Ради меня он поднял все свои связи, чтобы положить этому кошмару конец.
Мы выходим на улицу. Заметив мою дрожь, папа снимает с себя пиджак и накидывает мне на плечи. Меня бьет озноб несмотря на то, что на улице двадцать пять градусов тепла.
— Ты как? — обеспокоенно спрашивает он.
— Наверное хорошо, — отвечаю я, отводя взгляд.
Он прижимает меня к себе и кладет подбородок на макушку. В теплых и надежных объятиях становится спокойнее, и я начинаю верить, что скоро все наладится. Он поглаживает меня по спине и целует в волосы.
— Я поменяю билеты, и мы останемся до окончания расследования.
— Нет. Тебе надо решить все дела с магазином, чтобы ты не разрывался на два города, — я поднимаю голову и смотрю на него.
— А как я живу последние семь лет? — на его губах грустная улыбка, а в глазах столько заботы, чтобы к глазам подступают слезы. — Поверь, мы оставались там только потому, что вам было нужно время. В особенности тебе. Но больше я не хочу ничего упускать.
В груди разрастается ком эмоций, готовый вот-вот вырваться громким всхлипом. Обхватываю папу за плечи и прижимаюсь щекой к крепкой груди. Его объятия — это все, что мне нужно в данный момент.
— Можно я сегодня останусь у вас? Знаю, гостиничный номер…
— Дочка, ты могла об этом даже не спрашивать, — он еще раз целует меня в макушку. — Мама точно не даст тебе заскучать.
— Я не против, — всхлипнув, вытираю нос тыльной стороной ладони.
— Пойдем купим твои любимые пирожные, — он приобнимает меня за плечи и мы молча идем вдоль тротуара.

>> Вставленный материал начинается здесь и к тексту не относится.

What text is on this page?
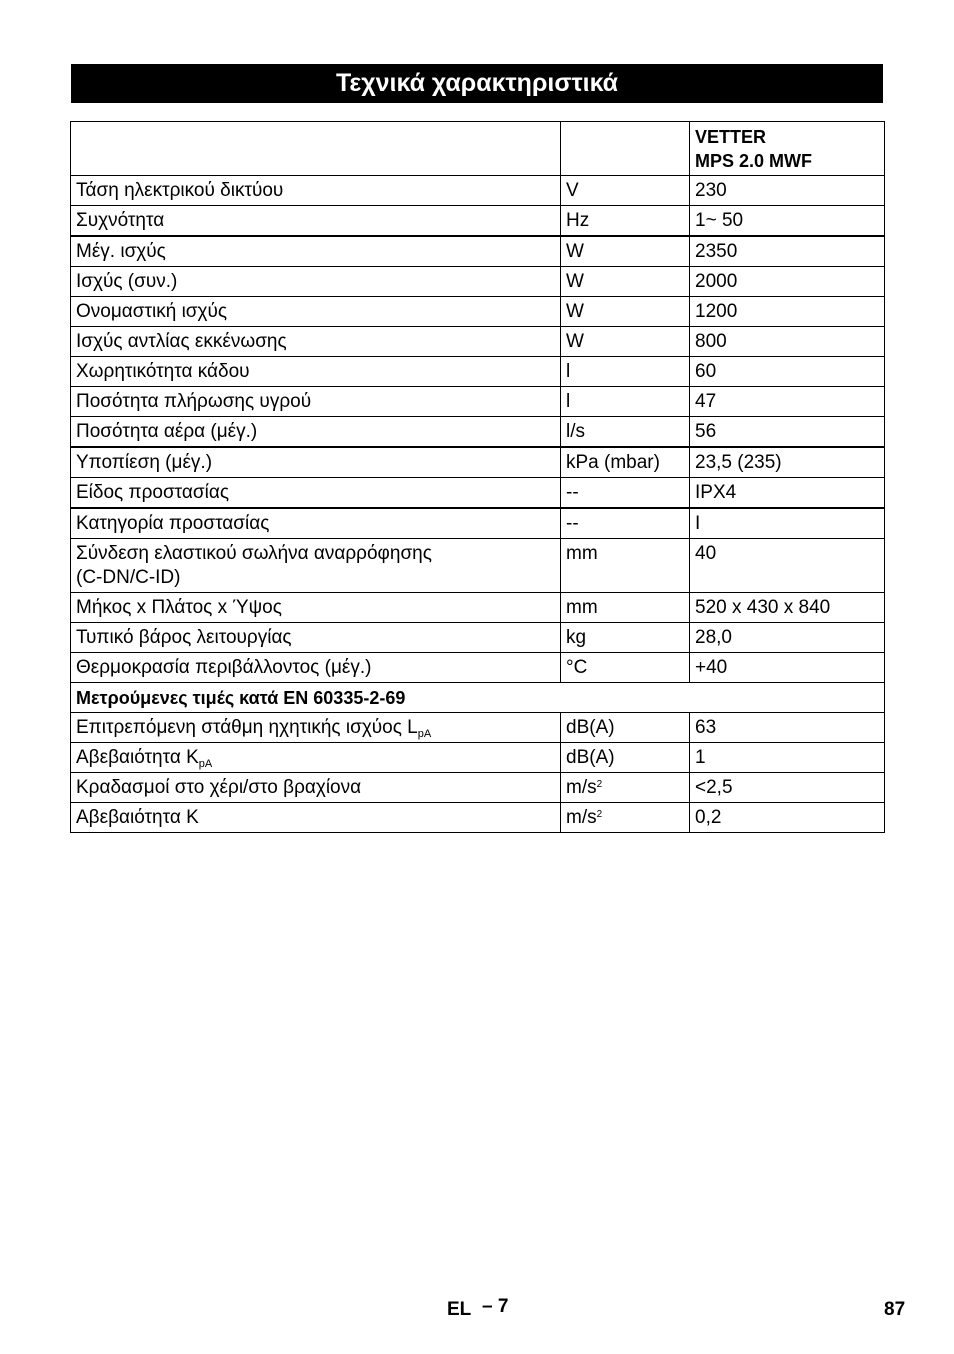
Τεχνικά χαρακτηριστικά

		VETTER
MPS 2.0 MWF

Τάση ηλεκτρικού δικτύου	V	230
Συχνότητα	Hz	1~ 50
Μέγ. ισχύς	W	2350
Ισχύς (συν.)	W	2000
Ονομαστική ισχύς	W	1200
Ισχύς αντλίας εκκένωσης	W	800
Χωρητικότητα κάδου	l	60
Ποσότητα πλήρωσης υγρού	l	47
Ποσότητα αέρα (μέγ.)	l/s	56
Υποπίεση (μέγ.)	kPa (mbar)	23,5 (235)
Είδος προστασίας	--	IPX4
Κατηγορία προστασίας	--	I

Σύνδεση ελαστικού σωλήνα αναρρόφησης
(C-DN/C-ID)	mm	40
Μήκος x Πλάτος x Ύψος	mm	520 x 430 x 840
Τυπικό βάρος λειτουργίας	kg	28,0
Θερμοκρασία περιβάλλοντος (μέγ.)	°C	+40
Μετρούμενες τιμές κατά EN 60335-2-69		
Επιτρεπόμενη στάθμη ηχητικής ισχύος $L_{pA}$	dB(A)	63
Αβεβαιότητα $K_{pA}$	dB(A)	1
Κραδασμοί στο χέρι/στο βραχίονα	$m/s^2$	<2,5
Αβεβαιότητα K	$m/s^2$	0,2
EL – 7	87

Вот чего мне не хватало все эти годы. Родительского тепла, любви, внимания. Может я бы выросла совсем другим человеком, будь у меня хоть что-то. Я бы не отталкивала людей, не причиняла им боль и уж точно я бы не бежала от любви как от холеры, лишь бы не заразиться ей. Чувства поразительная вещь. С кем-то ты можешь ощущать себя сильным, не бояться делиться самым сокровенным и оставаться искренним. Довериться и открыть израненное сердце. Полюбить, стать частью чьей-то жизни. Не искать отговорки, чтобы не быть вместе и не нестись к подруге через весь город только потому, что что-то ощутила, когда сердце ускорило ритм. А порой они делают слабым. Пробираются в мысли, душу и выворачивают наизнанку. Медленно уничтожают и вместо эйфории, ты чувствуешь лишь дикую, изнывающую боль, которая пронзает до того самого сердце, поверившего во что-то светлое. Чувства придают уверенности, но также забирают то, что больше никогда не будет тебе принадлежать.
Однажды у меня уже забрали часть моей души, разорвали в клочья и выбросиди на помойку, как ненужную вещь, о которую можно вытереть ноги. Больше я не готова так рисковать.